El desastre de Fukushima debe llevarnos no sólo a replantear las medidas de seguridad de las centrales, sino a reconsiderar la responsabilidad pública ante el gran peligro potencial de la energía nuclear. A este respecto, los políticos de los partidos mayoritarios no han estado a la altura ni mucho menos. No son de recibo posturas contradictorias y cambiantes como la del PSOE, que en su campaña electoral se comprometió al cierre progresivo de las centrales según fueran concluyendo su vida útil, y finalmente ha ido reposicionándose hasta aceptar en la Ley de Economía Sostenible la posibilidad de alargar su vida más allá de los 40 años.

Asimismo, el PP, en su línea de eludir cualquier responsabilidad, tras el accidente de Fukushima afirmó que ellos actuarían con la energía nuclear en función de lo que los expertos recomendaran. Y aquí ya tenemos un primer punto a revisar sobre la responsabilidad política y su asesoramiento selectivo: ¿a qué expertos se refiere Rajoy? ¿A los del CSN, que son todos favorables a la energía nuclear? ¿A los ingenieros de las centrales que trabajan para las eléctricas? ¿A los especialistas en energía nuclear de Greenpeace? ¿A un catedrático de ética? Pues la opción nuclear, por su peligrosidad, no tiene que ver sólo con la ingeniería sino también con la sociología y la ética, entre otras muchas disciplinas. Pero a quienes Rajoy se refiere es a los expertos pro nucleares, por supuesto.

Sin embargo, tomar decisiones de gran calado a partir de un asesoramiento técnico muy decantado hacia una opción es, en el fondo, hacer dejación de la verdadera responsabilidad política. Precisamente por su complejidad y trascendencia pública, las decisiones sobre el futuro nuclear en nuestro país deben ser decisiones políticas, calibradas tras consultar a los expertos de muy diversos ámbitos científicos y sociales y, sobre todo, atendiendo a la opinión mayoritaria de la ciudadanía. Tras Fukushima, y en un contexto de necesaria prevención política ante el manifiesto riesgo nuclear —como hemos podido comprobar con la marcada marcha atrás de Merkel en su apuesta pro nuclear— no parece que se sostenga, por ejemplo, la prórroga de diez años para la central de Cofrentes, que dicen que se aprobó precisamente la víspera del desastre de Japón.
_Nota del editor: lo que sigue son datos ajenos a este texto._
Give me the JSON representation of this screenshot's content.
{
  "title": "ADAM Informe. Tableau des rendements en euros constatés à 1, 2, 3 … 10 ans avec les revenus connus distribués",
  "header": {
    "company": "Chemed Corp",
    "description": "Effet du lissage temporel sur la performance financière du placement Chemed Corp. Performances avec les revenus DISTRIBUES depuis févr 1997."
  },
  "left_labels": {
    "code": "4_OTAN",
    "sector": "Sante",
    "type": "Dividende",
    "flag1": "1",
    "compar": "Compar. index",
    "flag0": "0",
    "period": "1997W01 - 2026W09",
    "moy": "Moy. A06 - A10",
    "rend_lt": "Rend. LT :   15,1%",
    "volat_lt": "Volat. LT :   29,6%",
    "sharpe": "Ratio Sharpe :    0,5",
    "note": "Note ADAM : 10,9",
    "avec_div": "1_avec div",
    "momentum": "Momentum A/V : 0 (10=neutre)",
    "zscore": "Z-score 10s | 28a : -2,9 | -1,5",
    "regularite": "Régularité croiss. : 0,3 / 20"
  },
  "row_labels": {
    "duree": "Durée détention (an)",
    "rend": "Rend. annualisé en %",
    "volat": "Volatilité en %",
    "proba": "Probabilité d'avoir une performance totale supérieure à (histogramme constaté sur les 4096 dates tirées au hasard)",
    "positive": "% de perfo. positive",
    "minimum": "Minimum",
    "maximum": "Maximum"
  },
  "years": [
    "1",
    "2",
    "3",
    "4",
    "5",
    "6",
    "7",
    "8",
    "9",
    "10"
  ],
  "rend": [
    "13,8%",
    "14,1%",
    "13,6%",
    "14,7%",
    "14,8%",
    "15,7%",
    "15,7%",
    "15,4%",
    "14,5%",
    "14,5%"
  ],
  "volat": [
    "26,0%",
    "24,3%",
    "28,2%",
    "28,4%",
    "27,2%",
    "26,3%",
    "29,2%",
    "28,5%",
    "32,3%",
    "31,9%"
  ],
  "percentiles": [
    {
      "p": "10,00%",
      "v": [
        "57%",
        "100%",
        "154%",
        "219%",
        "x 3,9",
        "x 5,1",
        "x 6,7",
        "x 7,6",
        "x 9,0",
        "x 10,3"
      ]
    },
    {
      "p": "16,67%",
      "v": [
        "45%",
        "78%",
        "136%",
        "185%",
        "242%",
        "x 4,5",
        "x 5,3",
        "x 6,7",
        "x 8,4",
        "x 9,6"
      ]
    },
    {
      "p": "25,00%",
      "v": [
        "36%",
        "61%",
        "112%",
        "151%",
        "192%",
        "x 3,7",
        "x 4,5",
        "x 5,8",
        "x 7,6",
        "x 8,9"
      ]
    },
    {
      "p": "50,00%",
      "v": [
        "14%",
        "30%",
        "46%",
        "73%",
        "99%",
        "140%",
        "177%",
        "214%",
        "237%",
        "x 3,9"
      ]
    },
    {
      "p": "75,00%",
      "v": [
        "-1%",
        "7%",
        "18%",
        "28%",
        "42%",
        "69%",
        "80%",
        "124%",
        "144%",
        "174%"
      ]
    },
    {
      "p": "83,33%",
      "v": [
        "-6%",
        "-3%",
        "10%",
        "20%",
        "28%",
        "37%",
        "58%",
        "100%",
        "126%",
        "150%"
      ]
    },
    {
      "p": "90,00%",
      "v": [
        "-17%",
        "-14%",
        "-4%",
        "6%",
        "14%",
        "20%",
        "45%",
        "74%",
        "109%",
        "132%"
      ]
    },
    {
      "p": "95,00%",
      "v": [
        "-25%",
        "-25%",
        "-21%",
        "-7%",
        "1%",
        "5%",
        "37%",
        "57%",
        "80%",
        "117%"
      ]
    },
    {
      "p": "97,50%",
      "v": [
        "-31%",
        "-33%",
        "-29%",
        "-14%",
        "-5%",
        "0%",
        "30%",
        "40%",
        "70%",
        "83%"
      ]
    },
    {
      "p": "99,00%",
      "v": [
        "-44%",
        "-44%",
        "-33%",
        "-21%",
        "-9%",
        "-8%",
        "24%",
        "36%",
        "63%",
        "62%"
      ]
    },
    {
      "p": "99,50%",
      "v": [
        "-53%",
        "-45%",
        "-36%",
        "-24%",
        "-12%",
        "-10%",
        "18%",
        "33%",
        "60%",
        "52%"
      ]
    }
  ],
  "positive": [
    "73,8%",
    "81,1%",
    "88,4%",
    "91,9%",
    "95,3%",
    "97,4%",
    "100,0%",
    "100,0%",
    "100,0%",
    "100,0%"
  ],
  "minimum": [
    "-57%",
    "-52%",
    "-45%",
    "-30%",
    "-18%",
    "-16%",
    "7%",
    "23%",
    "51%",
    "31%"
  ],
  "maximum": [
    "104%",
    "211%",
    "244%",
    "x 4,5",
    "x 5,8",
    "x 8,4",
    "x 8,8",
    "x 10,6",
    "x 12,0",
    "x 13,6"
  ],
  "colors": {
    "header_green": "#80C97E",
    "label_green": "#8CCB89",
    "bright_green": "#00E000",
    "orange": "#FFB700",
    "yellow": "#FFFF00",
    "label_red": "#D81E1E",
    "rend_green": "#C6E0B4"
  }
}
Cofrentes ya ha cumplido 27 años, está de sobra amortizada y muchos de sus sistemas de seguridad no están suficientemente actualizados, ni podrán mejorarse sustancialmente los que dependan de su diseño estructural. Cerrar Cofrentes no es, por tanto —y menos en el escenario post-Fukushima— una decisión demagógica o precipitada. Recordemos que para el mix eléctrico español la producción de dicha central no es imprescindible, pues España ha sido excedentaria en producción eléctrica en 2010, y desde luego muchos ciudadanos preferimos que se activen centrales de ciclo combinado en los picos de demanda —mientras vamos incrementando el porcentaje de renovables— antes de asumir la energía nuclear, cuyos beneficios nunca compensarán a los riesgos sociales y económicos, como Fukushima se ha encargado de recordarnos.

Y más, dado que no cabe hablar de una verdadera necesidad pública, sino más bien del afán por incrementar las ganancias de las eléctricas que las explotan, concretamente Iberdrola, en el caso de Cofrentes. Una dinámica que nos recuerda demasiado el funcionamiento de la crisis financiera que seguimos padeciendo: privatización del beneficio y democratización de las pérdidas, o del riesgo, en este caso.

Esperamos que los responsables políticos, también los de la Comunitat Valenciana comiencen a estar a la altura de su responsabilidad con el interés común de la ciudadanía y se posicionen con claridad y con argumentos sólidos, alejándose, esperemos, de las presiones lobistas y de la demagogia de los infundados discursos de seguridad del ministro Sebastián, que tildaba de irracional a quien pensase que la energía nuclear podía entrañar algún riesgo en pleno siglo XXI.